1084 - Pythagore et Hilbert
N. Lygeros
Il peut paraître quelque peu étrange de comparer Pythagore et Hilbert que de nombreux siècles séparent pourtant via la restriction de l’apport cognitif nous pouvons mettre en évidence une forte analogie quant à la vision programmatique de l’évolution de la science mathématique.
La vision pythagoricienne et hilbertienne du monde présuppose l’existence d’une connaissance absolue et déterministe. Via l’axiomatisation totale du système, la partie permet de comprendre le tout car du point de vue formel, l’univers est clos à l’instar du calcul propositionnel dans lequel toute formule est décidable. Ainsi par couche successive et par descente, la restriction au noyau arithmétique et ensembliste pour l’un et l’autre permet de déterminer de manière complète l’ensemble des extensions possibles. Nous nous retrouvons dans les deux cas dans un schéma mental qui correspond à un raisonnement essentiellement linéaire même si son image se veut unificatrice. Dans ce cadre, l’induction n’est qu’une méthode intermédiaire et toute l’emphase se trouve dans la déduction pour ainsi dire systématique et surtout automatique. Aussi l’abduction est totalement absente de cette structure de pensée. L’autre similitude provient du fait que réellement aussi bien Pythagore que Hilbert avaient une bonne connaissance des mathématiques de leur époque et qu’ils avaient une opinion qui sera considérée par la suite par de nombreux mathématiciens comme une vision en d’autres termes un horizon intellectuel profond. Seulement dans les deux situations la faiblesse de leur système de pensée provient justement de l’absence de doute de sa puissance. Le système est omniscient et omnipotent et offre le sentiment de complétude. Aucun d’entre eux n’a pu prévoir l’échec de son système et surtout la mise en échec par sa propre structure en particulier celle de son noyau dur. En effet dans les deux cas, le système s’est effondré sur lui-même en raison de sa structure interne et non via des causes extérieures. L’irrationnalité de ou l’incomplétude de Gödel ne proviennent pas du monde extérieur quant à la pensée pythagoricienne d’une part et à la pensée hilbertienne d’autre part. Ces deux mises en échec proviennent d’un approfondissement ultraorthodoxe structurel mais combiné à un raisonnement non uniforme qui exploite la notion d’abduction.

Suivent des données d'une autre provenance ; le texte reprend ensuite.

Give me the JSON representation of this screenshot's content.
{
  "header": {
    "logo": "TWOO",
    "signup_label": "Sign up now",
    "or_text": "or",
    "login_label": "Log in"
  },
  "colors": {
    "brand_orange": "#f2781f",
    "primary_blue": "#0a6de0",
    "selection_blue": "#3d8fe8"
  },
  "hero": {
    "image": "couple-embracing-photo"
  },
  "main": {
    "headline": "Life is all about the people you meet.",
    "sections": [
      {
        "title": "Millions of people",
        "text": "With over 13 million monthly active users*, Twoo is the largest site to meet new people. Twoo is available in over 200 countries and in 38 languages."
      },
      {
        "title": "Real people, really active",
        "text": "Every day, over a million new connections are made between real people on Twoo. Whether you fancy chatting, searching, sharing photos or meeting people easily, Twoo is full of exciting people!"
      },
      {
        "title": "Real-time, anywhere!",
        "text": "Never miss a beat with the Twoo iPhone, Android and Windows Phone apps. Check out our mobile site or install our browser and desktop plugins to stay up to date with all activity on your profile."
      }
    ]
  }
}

Le système à partir du moment où il est utilisé pour se coder lui-même et donc pour s’autodéfinir engendre non seulement des produits extérieurs mais aussi des structures autoréférentes qu’il ne peut gérer car elles sont axiomatiquement parlant et du point de vue métamathématique cette fois, équivalentes à des axiomes aussi elles échappent à l’appareil déductif classique.

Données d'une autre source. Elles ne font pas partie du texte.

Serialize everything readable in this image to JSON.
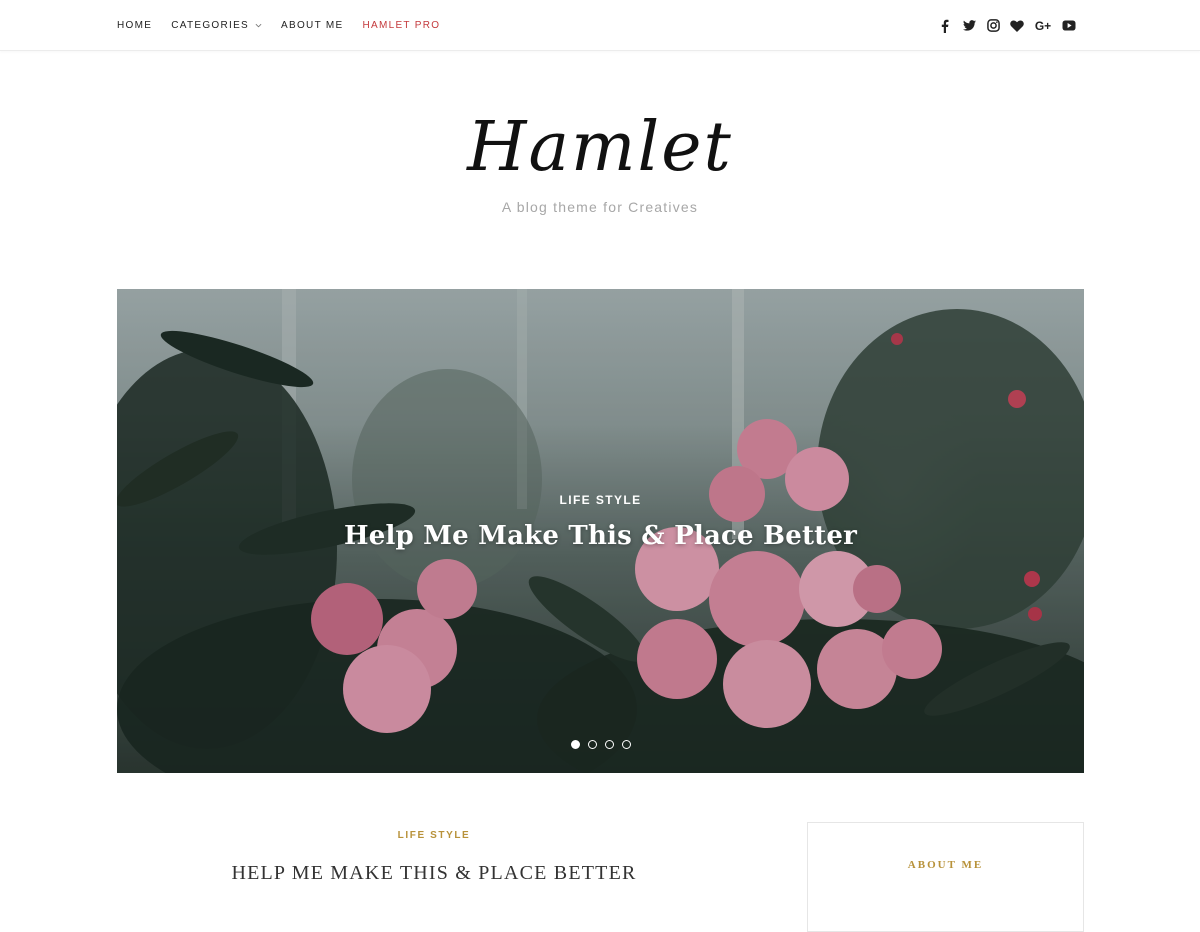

Ainsi ce qui caractérise l’apport de ces deux penseurs c’est d’une part leur formalisme absolu qui a permis de définir clairement et de manière intrinsèque des notions fondamentales et d’autre part d’avoir été les initiateurs indirects de véritables révolutions mathématiques mais aussi cognitives. C’est en ce sens que nous considérons leur apport comme fondamental dans l’évolution des idées en mathématiques, en sciences et en philosophie.